Abstract

Compaction was measured in six drill-core samples of marls from the Wilkins Peak and Tipton Shale Members of the Eocene Green River Formation, Sweetwater County, Wyoming, by the degree of preferred orientation of clay mineral grains. The preferred orientation was measured with an x-ray goniometer, and the compaction was calculated by application of the theory of March (1932), in which one assumes that the clay grains were originally oriented at random. Associated organic materials were exhaustively extracted by solvents and were identified by gas and thin-layer chromatography.

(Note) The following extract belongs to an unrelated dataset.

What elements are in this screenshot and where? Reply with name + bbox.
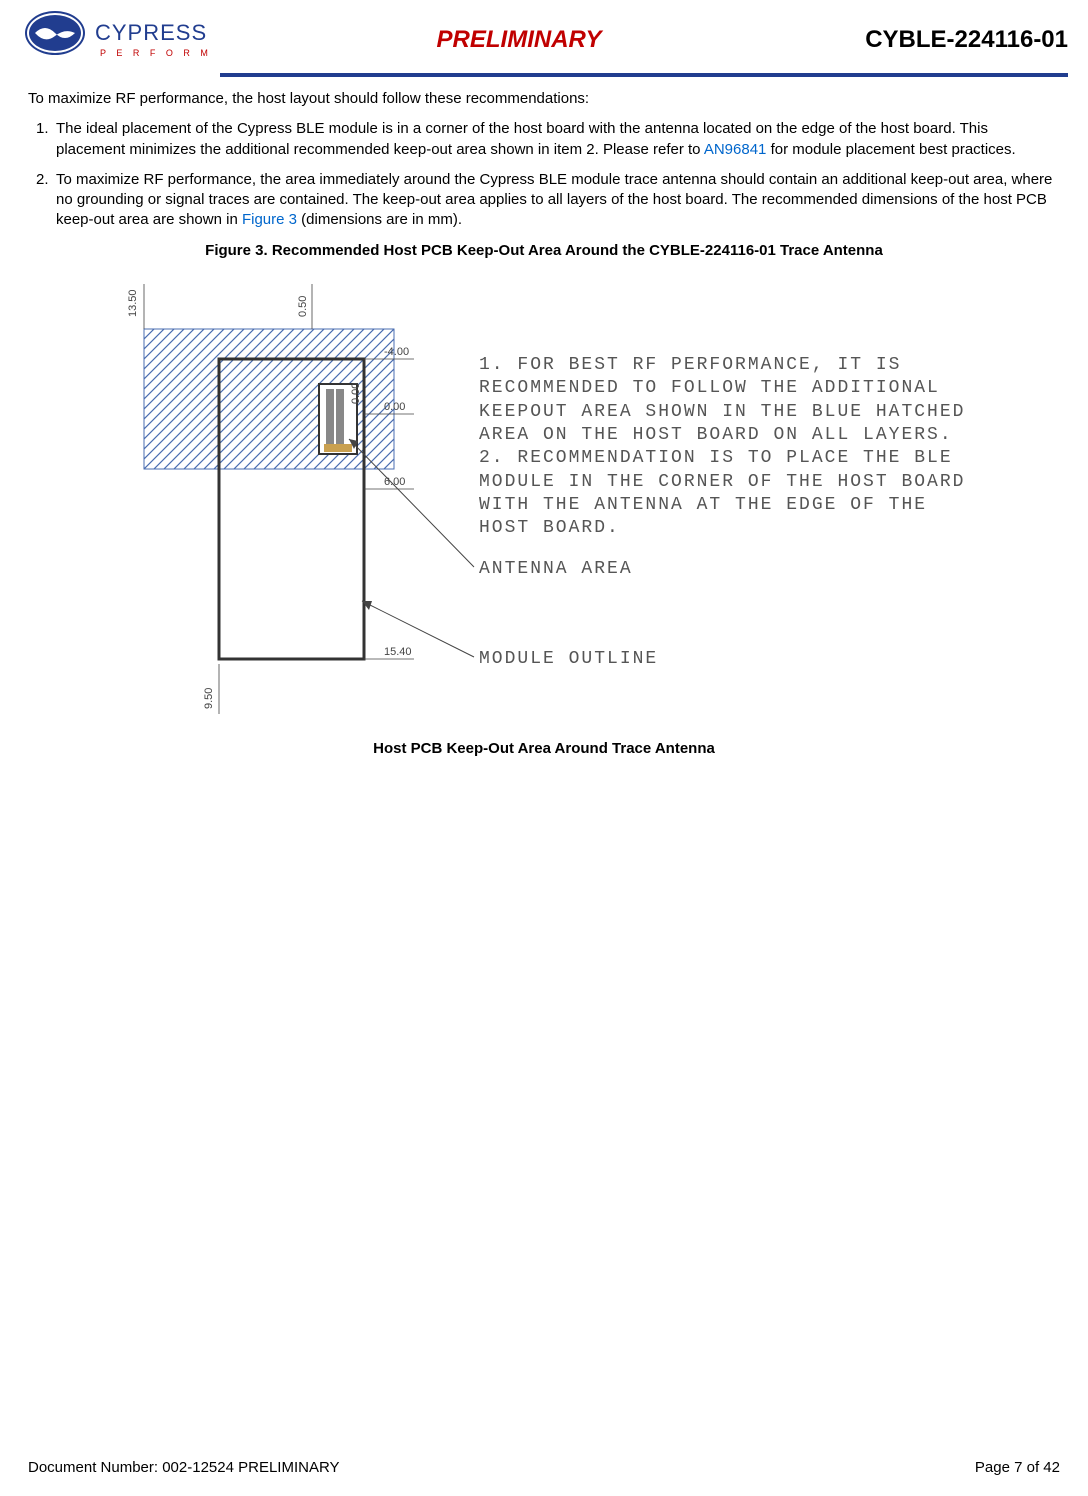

The amount of solvent-soluble organic compounds increases with depth. The proportional share of alkanes is approximately constant. Odd-carbon dominance of the nC17 alkane decreases rapidly and monotonically with depth, while the ratio of nC16 plus nC18 alkanes to alkenes increases in a reciprocal fashion. The carbon preference index of alkanes of higher molecular weight is fairly constant at a value of 2 except in one sample (CPI = 3.2), which is much less compacted than all the others. There appears to be a correlation between compaction and the content of pristane relative to the Nc17 alkane, superposed on a general decrease of pristane concentration with depth. Phytane, on the other hand, is concentrated in shallow and deep samples, with a minimum in between, and it shows no correlation with compaction.

The phytane content reflects either the nature of contributing biotas or possible early alteration of organic detritus, whereas pristane seems to respond to later, gradual alteration, possibly governed by catalysis on sediment grain surfaces. This catalysis could be enhanced by mechanical scraping and breaking of grains during compaction. Attenuation of the odd-carbon preference of the freshly deposited organic compounds may be similarly affected by catalytic processes.